Climate-driven changes in habitat have an immediate effect on mariculture and the industry of seaweed. The future cultivation center of Pyropia was predicted to exhibit poleward and offshore shifts in the 2050s under climate change, especially sea surface temperature change [7]. Expansion of Pyropia farming northward and offshore is not simply a prediction, but a current cultivation practice in China. In the present study, the haplotype diversity of DNA barcoding and intronic-ORF structure of mtDNA genes both showed that the cultivated P. yezoensis in JS had higher genetic diversity than those in the north. However, based on the intronic-ORF structure, the northern specimens shared 35.3% of genotypes with JS specimens, indicating that the cultivated P. yezoensis were expanding their cultivation ranges along with north migration. Even with lower genetic diversity, the northern coast of cultivation had already developed 17.6% of site-specific specimens. Although we did not assess the direct impact of global climatic change on intraspecific genetic variation using ecological methods [44,45], the genetic diversity of cultivated P. yezoensis was affected by changing the cultivation location and seedlings. However, the seedlings for the northern coast were mainly prepared using a traditional selective breeding method by seedling producers, which partly led to instability in quantification in the northern cultivation of P. yezoensis. Based on the data from Jiangsu Nori Associate, the trading prices of northern P. yezoensis were 16.4% and 10.7% lower than those of the south in 2021 and 2022. With the migration to the north, different sea surface temperatures and solar light intensity conditions for Pyropia cultivation were present, leading to phenomena such as photoinhibition which usually occurs in SD [46]. However, there were only two certified new varieties of P. yezoensis in China (Sutong No.1 and No.2), which were more suitable to those cultivated in JS. So, more cultivars or varieties of P. yezoensis need to be developed to adapt to the cultivation environments of the northern coast.

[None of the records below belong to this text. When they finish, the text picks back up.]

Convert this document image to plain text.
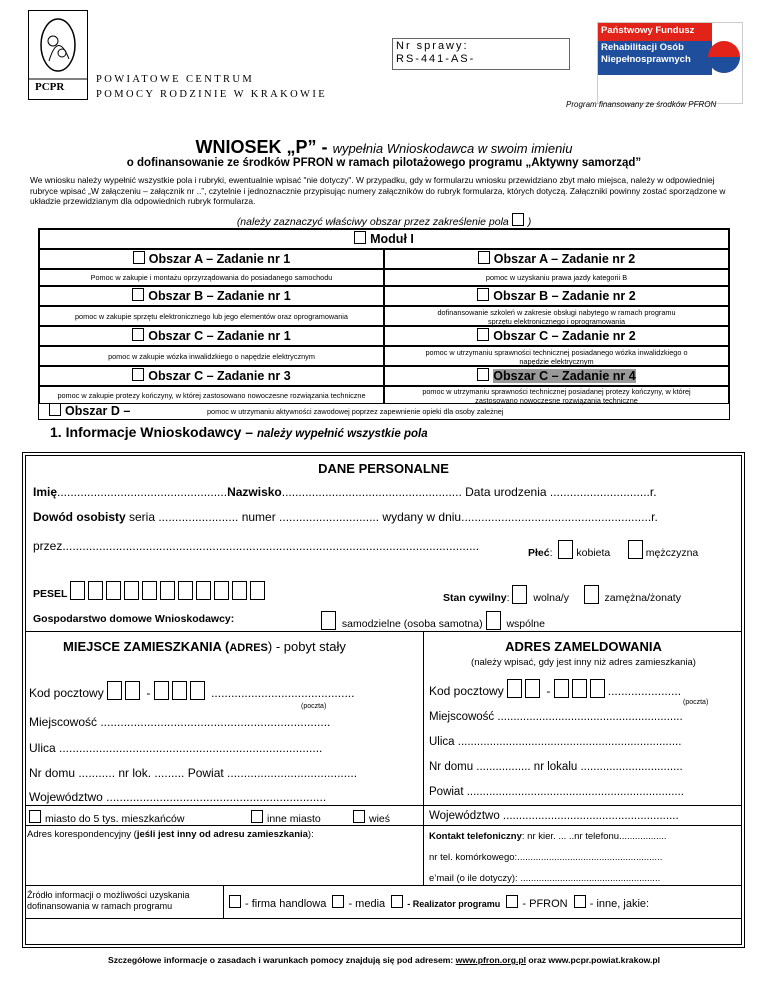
PCPR
POWIATOWE CENTRUM
POMOCY RODZINIE W KRAKOWIE
Nr sprawy:
RS-441-AS-
Państwowy Fundusz
Rehabilitacji Osób Niepełnosprawnych
Program finansowany ze środków PFRON
WNIOSEK „P” - wypełnia Wnioskodawca w swoim imieniu
o dofinansowanie ze środków PFRON w ramach pilotażowego programu „Aktywny samorząd”
We wniosku należy wypełnić wszystkie pola i rubryki, ewentualnie wpisać "nie dotyczy". W przypadku, gdy w formularzu wniosku przewidziano zbyt mało miejsca, należy w odpowiedniej rubryce wpisać „W załączeniu – załącznik nr ..”, czytelnie i jednoznacznie przypisując numery załączników do rubryk formularza, których dotyczą. Załączniki powinny zostać sporządzone w układzie przewidzianym dla odpowiednich rubryk formularza.
(należy zaznaczyć właściwy obszar przez zakreślenie pola )
Moduł I
Obszar A – Zadanie nr 1	Obszar A – Zadanie nr 2
Pomoc w zakupie i montażu oprzyrządowania do posiadanego samochodu	pomoc w uzyskaniu prawa jazdy kategorii B
Obszar B – Zadanie nr 1	Obszar B – Zadanie nr 2
pomoc w zakupie sprzętu elektronicznego lub jego elementów oraz oprogramowania	dofinansowanie szkoleń w zakresie obsługi nabytego w ramach programu sprzętu elektronicznego i oprogramowania
Obszar C – Zadanie nr 1	Obszar C – Zadanie nr 2
pomoc w zakupie wózka inwalidzkiego o napędzie elektrycznym	pomoc w utrzymaniu sprawności technicznej posiadanego wózka inwalidzkiego o napędzie elektrycznym
Obszar C – Zadanie nr 3	Obszar C – Zadanie nr 4
pomoc w zakupie protezy kończyny, w której zastosowano nowoczesne rozwiązania techniczne	pomoc w utrzymaniu sprawności technicznej posiadanej protezy kończyny, w której zastosowano nowoczesne rozwiązania techniczne
Obszar D –	pomoc w utrzymaniu aktywności zawodowej poprzez zapewnienie opieki dla osoby zależnej
1. Informacje Wnioskodawcy – należy wypełnić wszystkie pola
DANE PERSONALNE
Imię...................................................Nazwisko...................................................... Data urodzenia ..............................r.
Dowód osobisty seria ........................ numer .............................. wydany w dniu.........................................................r.
przez.............................................................................................................................	Płeć:  kobieta	mężczyzna
PESEL	Stan cywilny:  wolna/y	zamężna/żonaty
Gospodarstwo domowe Wnioskodawcy:	samodzielne (osoba samotna) wspólne
MIEJSCE ZAMIESZKANIA (ADRES) - pobyt stały
Kod pocztowy	-	...........................................
(poczta)
Miejscowość .....................................................................
Ulica ...............................................................................
Nr domu ........... nr lok. ......... Powiat .......................................
Województwo ..................................................................
miasto do 5 tys. mieszkańców	inne miasto	wieś
Adres korespondencyjny (jeśli jest inny od adresu zamieszkania):
ADRES ZAMELDOWANIA
(należy wpisać, gdy jest inny niż adres zamieszkania)
Kod pocztowy	-	......................
(poczta)
Miejscowość ..........................................................
Ulica ......................................................................
Nr domu ................. nr lokalu ................................
Powiat ....................................................................
Województwo .......................................................
Kontakt telefoniczny: nr kier. ... ..nr telefonu..................
nr tel. komórkowego:.......................................................
e’mail (o ile dotyczy): .....................................................
Źródło informacji o możliwości uzyskania dofinansowania w ramach programu	- firma handlowa - media - Realizator programu - PFRON - inne, jakie:
Szczegółowe informacje o zasadach i warunkach pomocy znajdują się pod adresem: www.pfron.org.pl oraz www.pcpr.powiat.krakow.pl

4.4. The Genetic Diversity of P. yezoensis in Northwest Pacific

In the present study, the haplotype and nucleotide diversity index of the cox1 gene showed that the cultivated P. yezoensis in China had higher genetic diversity than in Korea and Japan. However, the haplotype and nucleotide diversity index of the rbcL gene had greater diversity in Korea, followed by China and Japan. Based on the intronic-ORF structure of the rnl and cox1 regions, the haplotype diversity of Chinese and Korean specimens had much higher genetic diversity than those from Japan, which had only one haplotype. These results indicate that cultivated P. yezoensis from China and Korea have more genetic diversity than those from Japan. The cultivation resources of P. yezoensis had the same haplotype as Korean specimens (H3), and also Japanese specimens (H11). The Korean strain (H3) was widely cultivated in SD and JS (LYG, YC, NT). And the Japanese strain (H11), P. yezoensis f. narawaensis, was also cultivated in SD and the north of JS (LYG). These results show that the cultivation resource in China is genetically diverse. In China, the fisherman bought conchocelis germplasm of P. yezoensis from different seedling producers, including some imported from Korea and Japan. Niwa et al. (2008, 2009) reported the presence of three genotypes in 13 Japanese aquaculture strains of P. yezoensis, 11 of which strains had one genotype in common with P. yezoensis f. narawaensis [10,47]. Moreover, the diversity of chloroplast and mitochondrial genomes of P. yezoensis was lower in Japan than in China [48]. However, Japan had more registered cultivars of P. yezoensis than Korea and China. A total of 13 cultivars of P. yezoensis have been registered in Japan, and many cultivars are managed by seedling producers, which have already been in application [49]. Most of the Japanese cultivars were P. yezoensis f. narawaensis, which was selected in the 1960s and then subjected to selective breeding and provided large-sized, high-yielding cultivars for Japanese Pyropia aquaculture [49]. This explains why cultivated P. yezoensis in Japan had the lowest genetic diversity. Although the expansion of geographical sampling significantly increased intraspecific variation and genetic impact, the data from the present study offer a preliminary framework for future strain breeding of Pyropia in the Northwest Pacific.
However, the molecular markers for genetic diversity and genetic structure inferences still have limitations. Rapid progress in high-throughput sequencing technologies has provided an opportunity to infer genome-wide information, which provides thousands of genetic markers. Therefore, the detection of genome-wide markers needs to be analyzed, which can contribute to more targeted breeding efforts for Pyropia cultivation under climate change.

Author Contributions

Conceptualization, Y.D.; methodology, G.H. and L.W.; validation, G.X.; formal analysis, C.H.; data curation, G.H. and C.T.; writing—original draft preparation, Y.D.; writing—review and editing, Y.D. and W.Z.; funding acquisition, Y.D. and C.H. All authors have read and agreed to the published version of the manuscript.

Funding

This research was funded by the Jiangsu Seed Industry Revitalization Project [grant number JBGS [2021]033], the National Natural Science Foundation of China [grant number 42206134], the National Key R&D Program of China [grant number 2023YFD2400102], and the Nantong Science and Technology Projects [grant number JC2023030, JC12022085].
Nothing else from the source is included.